Calc Commutator in Infinitely Potential Well: Is it Possible?

[vanhees71]

My reasoning was based on the premiss that the particle IS a FREE particle.



This linear combination DOES NOT represent a FREE PARTICLE:
1)free particles do not just flip the sign of their momenta.
2) it can be made proportional to $\sin ( p x )$ which is not a free particle wavefunction. So to restrict the solutions of $P^{ 2 } \psi = p^{ 2 } \psi$ to a free particle, you should set $b = 0$ or $a = 0$.

The main issue regarding the particle in the box is the following: Inside the box, the particle is never a free particle.

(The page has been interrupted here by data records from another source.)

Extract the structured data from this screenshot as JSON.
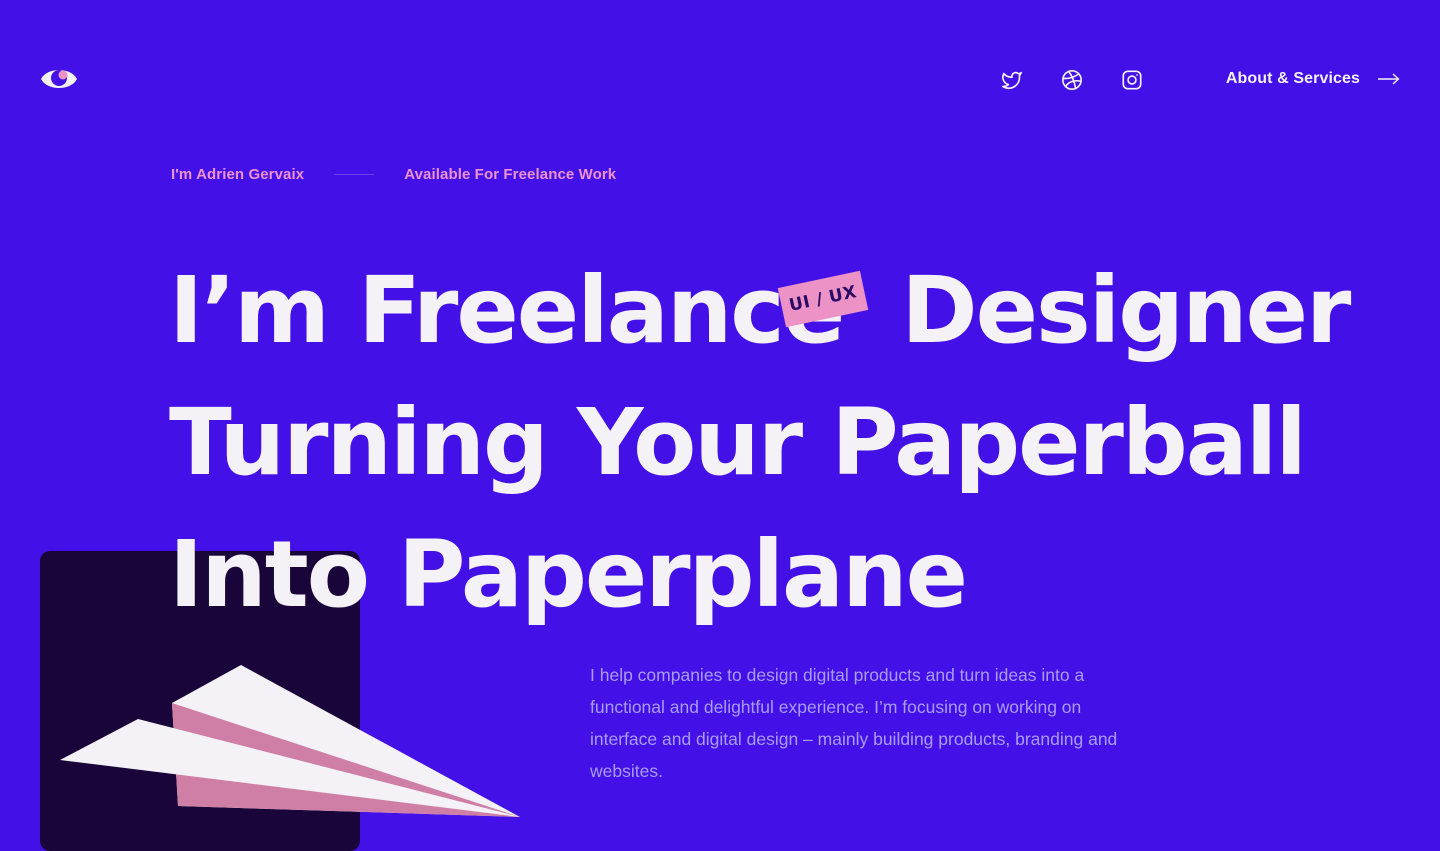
{
  "header": {
    "logo_icon": "eye-icon",
    "social": [
      {
        "name": "twitter",
        "icon": "twitter-icon"
      },
      {
        "name": "dribbble",
        "icon": "dribbble-icon"
      },
      {
        "name": "instagram",
        "icon": "instagram-icon"
      }
    ],
    "about_link_label": "About & Services",
    "about_link_icon": "arrow-right-icon"
  },
  "intro": {
    "name": "I'm Adrien Gervaix",
    "availability": "Available For Freelance Work"
  },
  "headline": {
    "line1_part1": "I’m Freelance",
    "line1_part2": "Designer",
    "line2": "Turning Your Paperball",
    "line3": "Into Paperplane",
    "tag": "UI / UX"
  },
  "description": "I help companies to design digital products and turn ideas into a functional and delightful experience. I’m focusing on working on interface and digital design – mainly building products, branding and websites.",
  "decoration": {
    "illustration_icon": "paper-plane-icon"
  },
  "colors": {
    "background": "#4310e8",
    "accent_pink": "#ec92c6",
    "text_light": "#f4f1f7",
    "card_dark": "#1a053a",
    "description_text": "#a99cf7"
  }
}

I do not understand what you mean. Also for a free particle (a special case for a particle in a finite potential, namely $V=0$ by the way) the two generalized momentum eigenfunctions are $u_{p}$ and $u_{-p}$ both are eigenfunctions of $\hat{p}^2=-\partial_x^2$ and so is any linear combination. Any non-trivial linear combination is, however, obviously not a generalized eigenfunction of $\hat{p}$, which disproves your claim that any eigenfunction of $\hat{p}^2$ must be also one of $\hat{p}$. The other way is right, i.e., any eigenfunction of $\hat{p}$ is also an eigenfunction of any operator that is a function of $\hat{p}$.